小鳥の鳴き声、窓から差し込む朝日、朝食の匂い。
もう少しまどろんで居たかったがベッドのすぐ脇に怖い顔をした少女が立っているのに気がついた。
綺麗な髪の毛の中でピョコンと立っている二つの耳と、襟巻きにでもしたらどれだけの値がつくかわからないほど立派な尾。
今は人の姿をしているがそれは豊作をつかさどる狼の化身、ホロだ。
そして今、そのホロが怖い顔をして立っている。誰が見ても一目瞭然、怒っている。

「………どうした?」

体を起こしてから問いかけるとわなわなと肩が震えだした。

「ぬしよ、そんなに羊飼いの娘が大切かや?」

いったい何の話をしているのだと思った、たしか夜寝る前のホロは機嫌が良かったはずだ。
そして今目の前に居るホロは機嫌が悪い、つまり自分が寝ている間に何かがあったということだ。
まったく身に覚えの無いことだ。羊飼いの娘………と言うとやはりノーラの事だろうか?




「どうゆう事だ」

「ぬしは自分が何を言ったのか覚えてないのかえ?」

「覚えていないな」

本当のことだ。
寝ている間に何かを言ったとすれば寝言なのだろうが、自分が寝言で何を言ったかなんて覚えている訳が無い。
それを聞いたホロはますます機嫌が悪くなり、自分のベッドに腰掛けると櫛を取り出した。
そして朝の身だしなみとばかりに尻尾の手入れに入る。だがその眉間にはしわがよったままだ。
怒っていることはあんまり怖くは無かったが、ホロの機嫌が悪いといろいろと困るのでどうにかしないといけない。

「俺はなんて言ったんだ?」

櫛を動かす手が止まった、そして櫛をベッドの上に置くとこちらを向いた。

「じつに楽しそうに笑いながらノーラとぬかしおった。ぬしはよっぽど楽しい夢を見ていたんじゃな」

その目は久々に獲物にありつけると言った感じの獰猛な肉食獣の目だった。
『女の嫉妬は怖い』
そんな話をどっかで聞いたことが有る、たしかどこかの酒場で40代半ばの町商人から聞いた話だった。
しかしその時は一人旅だったし、なにより女よりも金のほうが大切だったのだ、深く考えずに記憶の片隅に追いやられていた。
その言葉の意味をやっと理解した、たしかに怖い。

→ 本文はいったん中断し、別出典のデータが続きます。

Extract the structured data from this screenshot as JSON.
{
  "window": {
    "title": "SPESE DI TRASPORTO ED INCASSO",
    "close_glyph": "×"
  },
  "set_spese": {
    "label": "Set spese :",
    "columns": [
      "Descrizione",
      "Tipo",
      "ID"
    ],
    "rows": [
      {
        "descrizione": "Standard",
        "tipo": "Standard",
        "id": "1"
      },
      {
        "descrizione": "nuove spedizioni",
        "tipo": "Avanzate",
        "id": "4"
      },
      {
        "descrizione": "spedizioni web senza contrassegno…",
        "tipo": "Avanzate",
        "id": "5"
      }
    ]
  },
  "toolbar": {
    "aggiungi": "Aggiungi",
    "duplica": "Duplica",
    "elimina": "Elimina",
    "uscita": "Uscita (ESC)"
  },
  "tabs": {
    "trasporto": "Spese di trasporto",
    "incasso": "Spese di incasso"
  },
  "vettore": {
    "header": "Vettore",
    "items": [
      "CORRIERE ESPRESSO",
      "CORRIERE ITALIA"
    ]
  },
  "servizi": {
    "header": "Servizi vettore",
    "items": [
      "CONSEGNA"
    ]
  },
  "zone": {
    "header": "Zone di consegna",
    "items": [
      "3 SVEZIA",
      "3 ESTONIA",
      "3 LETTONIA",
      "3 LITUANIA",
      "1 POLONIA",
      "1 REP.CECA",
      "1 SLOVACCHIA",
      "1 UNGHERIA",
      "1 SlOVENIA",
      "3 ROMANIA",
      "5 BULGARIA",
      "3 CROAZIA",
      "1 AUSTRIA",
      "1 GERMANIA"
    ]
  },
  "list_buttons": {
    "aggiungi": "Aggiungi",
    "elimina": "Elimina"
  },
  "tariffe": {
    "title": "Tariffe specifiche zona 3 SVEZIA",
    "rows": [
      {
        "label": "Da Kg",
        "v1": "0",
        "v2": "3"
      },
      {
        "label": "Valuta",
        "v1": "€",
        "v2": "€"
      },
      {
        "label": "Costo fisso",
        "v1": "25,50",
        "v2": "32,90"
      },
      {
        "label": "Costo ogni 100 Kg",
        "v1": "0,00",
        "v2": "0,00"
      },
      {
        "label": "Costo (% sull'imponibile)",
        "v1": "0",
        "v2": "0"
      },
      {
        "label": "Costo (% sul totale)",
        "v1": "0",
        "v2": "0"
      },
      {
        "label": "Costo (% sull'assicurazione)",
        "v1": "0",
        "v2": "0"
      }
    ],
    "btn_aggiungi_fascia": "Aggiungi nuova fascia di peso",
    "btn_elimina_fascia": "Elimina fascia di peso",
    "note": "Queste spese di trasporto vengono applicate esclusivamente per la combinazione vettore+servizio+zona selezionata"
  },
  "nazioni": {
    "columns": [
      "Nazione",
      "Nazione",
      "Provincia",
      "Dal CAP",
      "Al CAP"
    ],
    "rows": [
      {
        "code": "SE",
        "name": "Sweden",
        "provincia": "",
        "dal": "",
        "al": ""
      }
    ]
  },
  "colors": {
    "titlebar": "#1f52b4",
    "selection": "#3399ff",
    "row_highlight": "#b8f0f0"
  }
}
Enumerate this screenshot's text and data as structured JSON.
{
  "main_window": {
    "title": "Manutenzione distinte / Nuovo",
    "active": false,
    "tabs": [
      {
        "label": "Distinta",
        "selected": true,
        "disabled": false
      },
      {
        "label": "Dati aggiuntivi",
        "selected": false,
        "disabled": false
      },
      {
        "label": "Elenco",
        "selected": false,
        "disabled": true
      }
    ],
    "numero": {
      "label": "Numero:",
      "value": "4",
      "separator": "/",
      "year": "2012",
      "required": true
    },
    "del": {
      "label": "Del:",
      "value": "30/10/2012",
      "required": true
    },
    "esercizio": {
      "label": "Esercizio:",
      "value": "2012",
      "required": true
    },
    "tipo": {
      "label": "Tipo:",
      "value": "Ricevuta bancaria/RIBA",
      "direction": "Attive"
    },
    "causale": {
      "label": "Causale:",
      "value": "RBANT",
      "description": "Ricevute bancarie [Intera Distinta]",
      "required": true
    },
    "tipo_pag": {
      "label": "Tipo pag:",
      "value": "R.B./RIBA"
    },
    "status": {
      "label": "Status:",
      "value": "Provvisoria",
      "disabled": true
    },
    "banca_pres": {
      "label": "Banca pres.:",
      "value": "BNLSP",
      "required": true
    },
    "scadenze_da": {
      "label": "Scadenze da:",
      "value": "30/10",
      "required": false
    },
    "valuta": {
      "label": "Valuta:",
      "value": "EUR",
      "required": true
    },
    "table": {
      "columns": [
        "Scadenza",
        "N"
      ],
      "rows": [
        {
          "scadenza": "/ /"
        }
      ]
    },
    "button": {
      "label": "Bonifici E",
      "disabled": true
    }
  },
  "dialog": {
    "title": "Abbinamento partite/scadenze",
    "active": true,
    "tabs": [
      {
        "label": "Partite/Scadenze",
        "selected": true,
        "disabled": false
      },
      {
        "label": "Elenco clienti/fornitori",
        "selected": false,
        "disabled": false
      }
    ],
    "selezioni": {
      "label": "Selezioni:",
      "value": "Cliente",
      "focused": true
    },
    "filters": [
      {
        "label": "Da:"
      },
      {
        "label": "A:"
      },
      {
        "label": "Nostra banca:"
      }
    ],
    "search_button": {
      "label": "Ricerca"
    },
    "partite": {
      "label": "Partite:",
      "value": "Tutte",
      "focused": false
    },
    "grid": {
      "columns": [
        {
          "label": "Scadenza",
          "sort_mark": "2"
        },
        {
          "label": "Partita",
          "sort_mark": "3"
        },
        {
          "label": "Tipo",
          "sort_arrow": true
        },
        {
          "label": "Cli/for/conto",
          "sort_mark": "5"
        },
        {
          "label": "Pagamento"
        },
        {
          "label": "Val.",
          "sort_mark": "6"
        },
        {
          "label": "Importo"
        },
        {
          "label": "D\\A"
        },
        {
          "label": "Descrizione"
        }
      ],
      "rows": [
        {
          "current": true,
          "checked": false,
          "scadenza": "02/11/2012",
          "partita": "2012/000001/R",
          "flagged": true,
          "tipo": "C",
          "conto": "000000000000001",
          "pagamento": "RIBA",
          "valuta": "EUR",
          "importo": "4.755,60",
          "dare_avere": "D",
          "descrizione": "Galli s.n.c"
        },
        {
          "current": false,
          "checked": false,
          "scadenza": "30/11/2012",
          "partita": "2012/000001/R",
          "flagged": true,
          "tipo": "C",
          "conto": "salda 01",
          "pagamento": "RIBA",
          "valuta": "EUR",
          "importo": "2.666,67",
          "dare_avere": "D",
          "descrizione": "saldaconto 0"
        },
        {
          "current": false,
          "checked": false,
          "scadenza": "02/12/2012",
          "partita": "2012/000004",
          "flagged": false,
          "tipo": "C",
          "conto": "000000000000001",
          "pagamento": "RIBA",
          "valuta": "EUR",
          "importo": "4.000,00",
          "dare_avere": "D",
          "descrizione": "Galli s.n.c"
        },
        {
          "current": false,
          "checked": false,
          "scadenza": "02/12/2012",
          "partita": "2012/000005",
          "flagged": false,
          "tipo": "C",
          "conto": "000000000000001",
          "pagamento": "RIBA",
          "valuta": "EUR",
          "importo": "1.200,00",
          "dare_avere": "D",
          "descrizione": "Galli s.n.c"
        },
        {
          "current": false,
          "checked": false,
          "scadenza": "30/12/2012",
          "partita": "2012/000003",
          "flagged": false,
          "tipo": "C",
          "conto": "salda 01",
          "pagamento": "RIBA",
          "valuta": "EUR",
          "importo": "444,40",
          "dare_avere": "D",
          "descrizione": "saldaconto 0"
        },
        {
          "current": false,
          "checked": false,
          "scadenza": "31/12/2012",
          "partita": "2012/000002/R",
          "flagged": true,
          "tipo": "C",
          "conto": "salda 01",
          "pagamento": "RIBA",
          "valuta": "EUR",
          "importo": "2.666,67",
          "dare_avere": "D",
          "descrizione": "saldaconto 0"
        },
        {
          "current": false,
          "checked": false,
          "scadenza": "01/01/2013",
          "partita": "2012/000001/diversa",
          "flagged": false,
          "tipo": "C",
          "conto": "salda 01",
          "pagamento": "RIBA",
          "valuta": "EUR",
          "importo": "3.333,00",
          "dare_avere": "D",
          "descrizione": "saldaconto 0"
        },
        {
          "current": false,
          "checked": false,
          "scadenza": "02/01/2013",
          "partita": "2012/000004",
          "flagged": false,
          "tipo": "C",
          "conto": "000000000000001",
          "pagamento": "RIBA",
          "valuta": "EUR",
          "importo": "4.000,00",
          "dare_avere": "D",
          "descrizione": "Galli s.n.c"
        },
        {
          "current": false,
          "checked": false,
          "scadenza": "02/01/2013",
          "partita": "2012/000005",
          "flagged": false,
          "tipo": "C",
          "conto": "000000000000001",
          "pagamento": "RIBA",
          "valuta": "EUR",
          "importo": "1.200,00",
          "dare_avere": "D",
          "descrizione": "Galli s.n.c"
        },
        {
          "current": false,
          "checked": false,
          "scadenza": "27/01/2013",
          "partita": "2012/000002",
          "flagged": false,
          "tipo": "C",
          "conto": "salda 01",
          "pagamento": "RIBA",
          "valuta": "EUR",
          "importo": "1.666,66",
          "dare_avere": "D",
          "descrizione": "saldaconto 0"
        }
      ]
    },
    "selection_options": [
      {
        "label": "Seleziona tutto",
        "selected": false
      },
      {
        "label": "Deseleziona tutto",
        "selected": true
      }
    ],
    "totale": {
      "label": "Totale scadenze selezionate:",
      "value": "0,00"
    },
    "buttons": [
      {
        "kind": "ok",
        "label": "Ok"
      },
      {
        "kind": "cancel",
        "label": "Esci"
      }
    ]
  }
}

まぁ本当の姿はとても大きな狼だと言うことも有るのだろうが。
その半面ホロが自分に嫉妬してくれたと言ううれしさもあるのだが。
しかし今それを口にすればますますホロの機嫌を損ねてしまうだろうから、胸の中にしまっておいた。

「腹がすいた、とりあえず朝食じゃ」

そう言って部屋から出て行ったので、あわてて追いかけた。

その日の商談も終わり、夕食をとるために酒場へ向かった時もホロの機嫌は悪かった。
話しかけても冷たい目で見てくるばかりで途中で話しかけるのを諦めた。
看板には「ツンデレ×ツンデレ」書かれている。ここら辺では結構有名な店だ、料理の腕が良いらしい。
酒場に入ると結構な賑わいようだった、最近は景気がいいから当然なのかもしれない。
店の奥へ向かうホロを追いかけるとすぐそばに居た男が周りに聞こえるように声をかけてきた。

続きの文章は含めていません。